Kentucky had one of the highest rates of uninsured citizens before the act was implemented and is now considered one of its major successes.

If Bevin were to disband Kynect, it could threaten the health insurance coverage of thousands of Kentuckians. Counties that suffer economically will see benefits they depend on disappear.

And while the pension crisis seems like an irrelevant topic to many college students, increase in tuition is not. When Bevin’s promise to fund previous pensions and begin a 401(k) style contribution plan for future employees without increases in taxes hits the fan, it will likely cause the state to dip into discretionary funding.

“If those pensions suck up the resources that the state’s pulling in, you can expect the tuition for college students is going to get much worse,” associate professor of political science Stephen Voss said.

Related: Looking forward with Governor-Elect Matt Bevin’s proposed policies

Kentucky’s spending on higher education is almost 27 percent, which is higher than any other state. With less state funding toward scholarships and grants, universities will have no choice but to increase tuition.

“As long as they have no fear of students and their parents who are paying big tuition bills, they’re not going to respond, especially compared to the fear of raising taxes,” political science professor Donald Gross said.
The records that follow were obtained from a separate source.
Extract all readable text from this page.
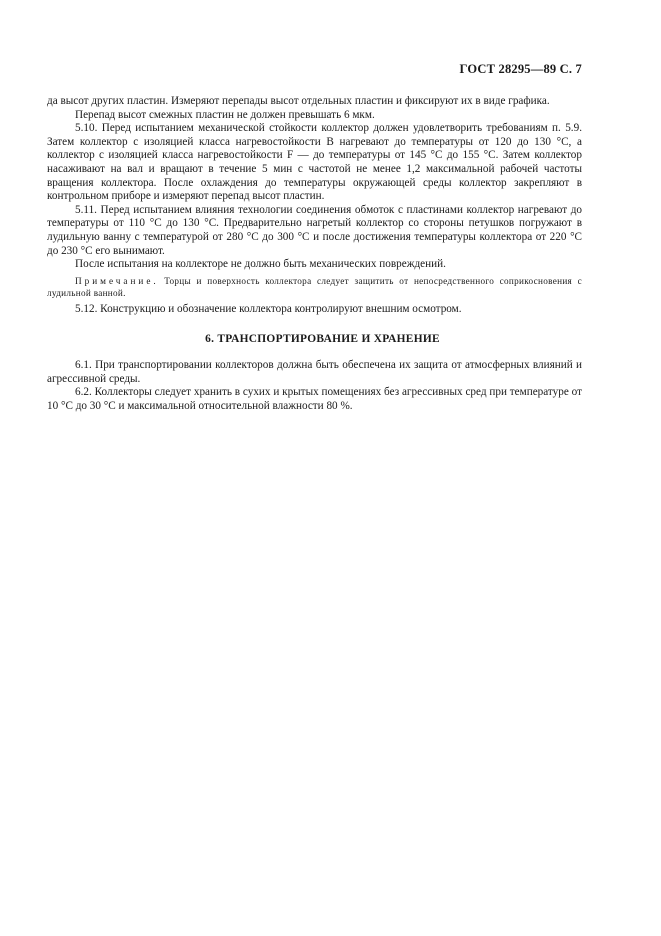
ГОСТ 28295—89 С. 7

да высот других пластин. Измеряют перепады высот отдельных пластин и фиксируют их в виде графика.

Перепад высот смежных пластин не должен превышать 6 мкм.

5.10. Перед испытанием механической стойкости коллектор должен удовлетворить требованиям п. 5.9. Затем коллектор с изоляцией класса нагревостойкости В нагревают до температуры от 120 до 130 °С, а коллектор с изоляцией класса нагревостойкости F — до температуры от 145 °С до 155 °С. Затем коллектор насаживают на вал и вращают в течение 5 мин с частотой не менее 1,2 максимальной рабочей частоты вращения коллектора. После охлаждения до температуры окружающей среды коллектор закрепляют в контрольном приборе и измеряют перепад высот пластин.

5.11. Перед испытанием влияния технологии соединения обмоток с пластинами коллектор нагревают до температуры от 110 °С до 130 °С. Предварительно нагретый коллектор со стороны петушков погружают в лудильную ванну с температурой от 280 °С до 300 °С и после достижения температуры коллектора от 220 °С до 230 °С его вынимают.

После испытания на коллекторе не должно быть механических повреждений.

Примечание. Торцы и поверхность коллектора следует защитить от непосредственного соприкосновения с лудильной ванной.

5.12. Конструкцию и обозначение коллектора контролируют внешним осмотром.

6. ТРАНСПОРТИРОВАНИЕ И ХРАНЕНИЕ

6.1. При транспортировании коллекторов должна быть обеспечена их защита от атмосферных влияний и агрессивной среды.

6.2. Коллекторы следует хранить в сухих и крытых помещениях без агрессивных сред при температуре от 10 °С до 30 °С и максимальной относительной влажности 80 %.
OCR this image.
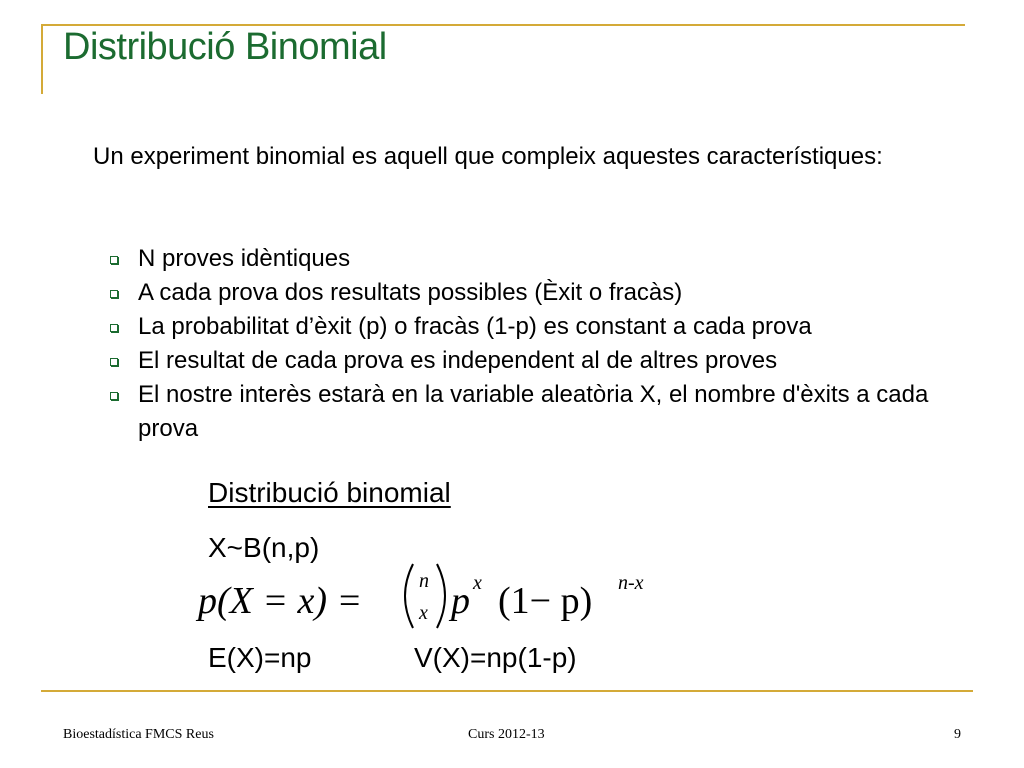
Distribució Binomial
Un experiment binomial es aquell que compleix aquestes característiques:
N proves idèntiques
A cada prova dos resultats possibles (Èxit o fracàs)
La probabilitat d’èxit (p) o fracàs (1-p) es constant a cada prova
El resultat de cada prova es independent al de altres proves
El nostre interès estarà en la variable aleatòria X, el nombre d'èxits a cada prova
Distribució binomial
X~B(n,p)
p(X = x) =	n
x p x (1− p) n-x
E(X)=np	V(X)=np(1-p)
Bioestadística FMCS Reus	Curs 2012-13	9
If Bevin decided to let the pension crisis continue, the state could face bankruptcy and  students would suffer.

“It threatens our bond ratings, it threatens the state budget,” Voss said. “The policy area most likely to suffer is education, investment and beyond, and that includes higher education.”

If the state were to go bankrupt, UK’s credit score would be so abysmal any renovations or projects the university would undertake would come with increased interest rates that may end up being paid for by higher tuition rates.